Не менее интересные события происходили и в других областях украинизации. Так, украинизация затронула и высшие учебные заведения: обязательным языком преподавания становился украинский, что вызывало немалые сложности. Большинство преподавателей высшей школы в УССР не были украинцами, и им было непросто перейти сразу же на украинский язык преподавания. К тому же для осуществления широкомасштабных планов по украинизации вузов не хватало учебников, что также не прибавляло энтузиазма русской профессуре. В июне 1926 г. академик ВУАН С. Н. Бернштейн в своем заявлении на имя ректора харьковского Института народного образования высказался достаточно категорично: «Я полагаю, что проведение срочной украинизации высших учебных заведений УССР, при помощи декретов и при отсутствии для этого реальных возможностей, является прискорбной ошибкой, которая… пагубно отразится на культурном развитии Украины». Позиция республиканских властей была не менее категорична. Все аспиранты, которые готовились к преподавательской деятельности, были обязаны до конца 1925–1926 учебного года пройти экзамен на знание украинского языка и украиноведения. Преподаватели и профессора обязаны были в срок, отведенный для полной украинизации соответствующего заведения, перейти на украинский язык преподавания. Хотя и допускались поблажки для высококвалифицированных преподавателей старшего возраста, однако общие сроки были жесткими: центральная комиссия по украинизации советского аппарата при СНК УССР на своем заседании 1 февраля 1926 г. установила окончательный срок для украинизации высших учебных заведений — 5 лет[377].

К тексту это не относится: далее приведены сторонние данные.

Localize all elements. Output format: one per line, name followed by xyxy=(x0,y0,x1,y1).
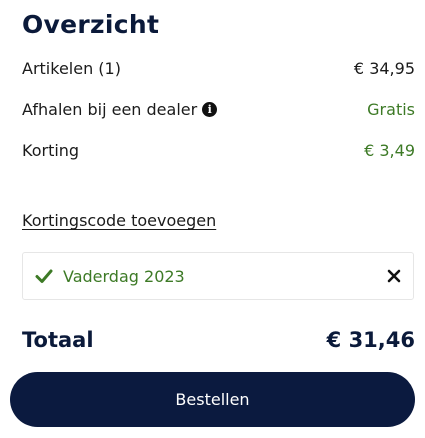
summary-title: Overzicht xyxy=(22,10,160,39)
voucher-name: Vaderdag 2023 xyxy=(63,266,185,286)
total-amount: € 31,46 xyxy=(326,328,415,352)
summary-row-discount: Korting € 3,49 xyxy=(22,138,415,162)
total-row: Totaal € 31,46 xyxy=(22,325,415,355)
articles-price: € 34,95 xyxy=(353,58,415,78)
discount-amount: € 3,49 xyxy=(364,140,415,160)
check-icon xyxy=(35,269,53,283)
pickup-price: Gratis xyxy=(367,99,415,119)
summary-row-pickup: Afhalen bij een dealer i Gratis xyxy=(22,97,415,121)
summary-row-articles: Artikelen (1) € 34,95 xyxy=(22,56,415,80)
applied-voucher: Vaderdag 2023 xyxy=(22,252,414,300)
info-icon[interactable]: i xyxy=(202,101,218,117)
add-discount-code-link[interactable]: Kortingscode toevoegen xyxy=(22,211,216,230)
articles-label: Artikelen (1) xyxy=(22,58,121,78)
discount-label: Korting xyxy=(22,140,80,160)
pickup-label: Afhalen bij een dealer xyxy=(22,99,198,119)
pickup-label-group: Afhalen bij een dealer i xyxy=(22,99,218,119)
close-icon[interactable] xyxy=(387,269,401,283)
total-label: Totaal xyxy=(22,328,94,352)
order-button[interactable]: Bestellen xyxy=(10,372,415,427)
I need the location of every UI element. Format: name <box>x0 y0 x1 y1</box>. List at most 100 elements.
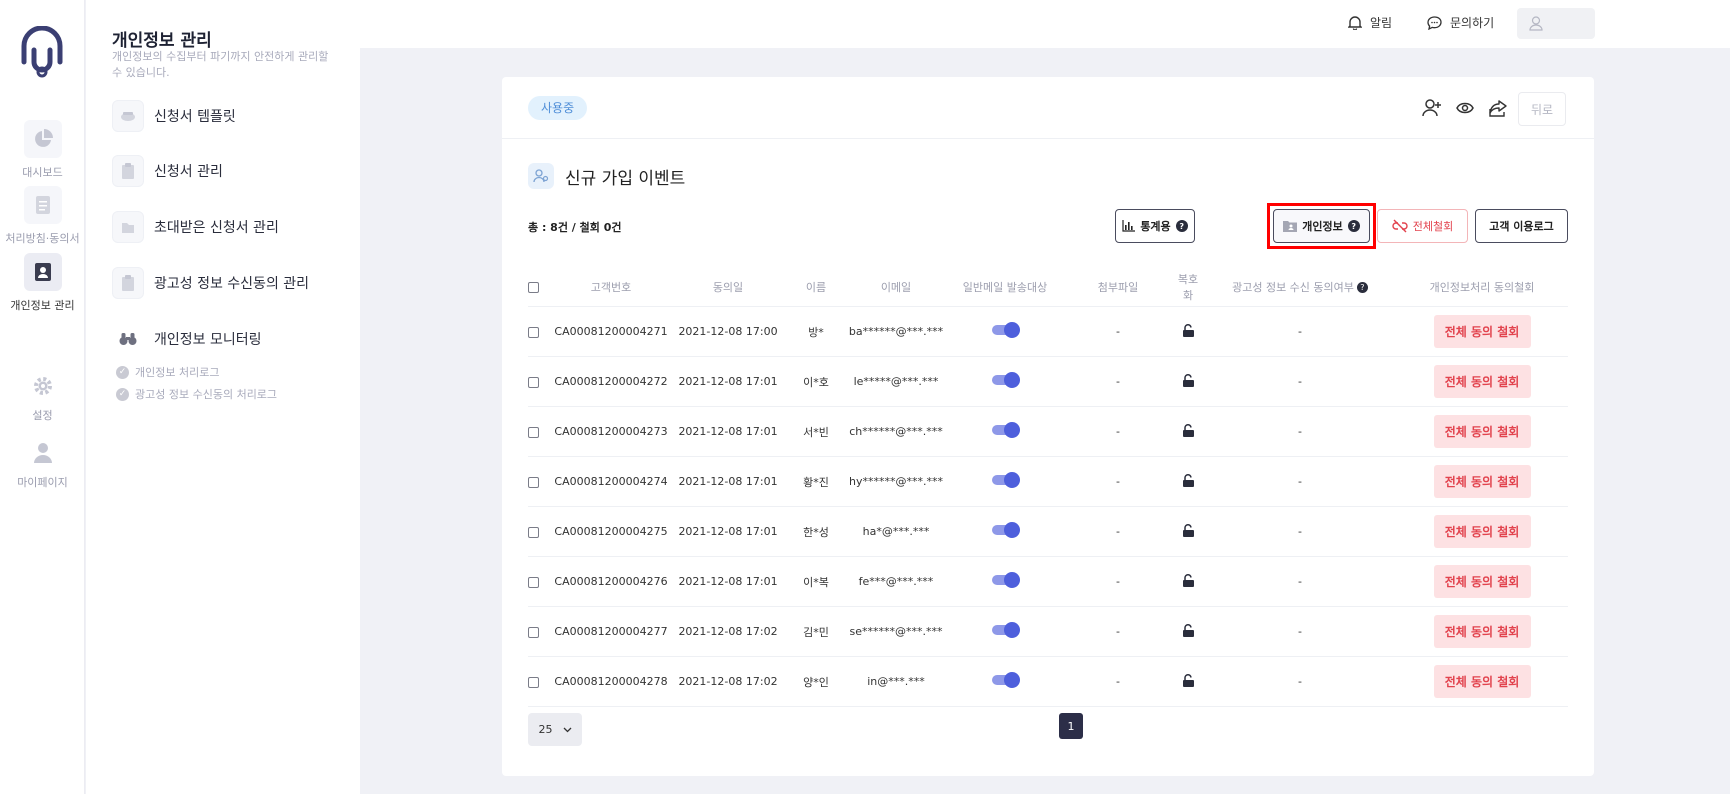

Несмотря на жесткие меры, украинизация высших учебных заведений отставала от запланированных темпов. Так, в 1925 г. в Одесском институте народного образования только 16 % преподавателей вели занятия на украинском языке. В 1928 г. институт считался украинизированным на 100 %, но, по свидетельству ГПУ, на самом деле лишь профессора-украинцы читали на украинском языке, остальные преподавали на русском. Руководство ИНО позволило пятерым из них временно преподавать на русском. Фактически же более 30 лекторов не преподавали на украинском языке. В качестве примера приводился Н. Лингау, который первые 5–10 минут читал на украинском, после чего переходил на русский язык[378].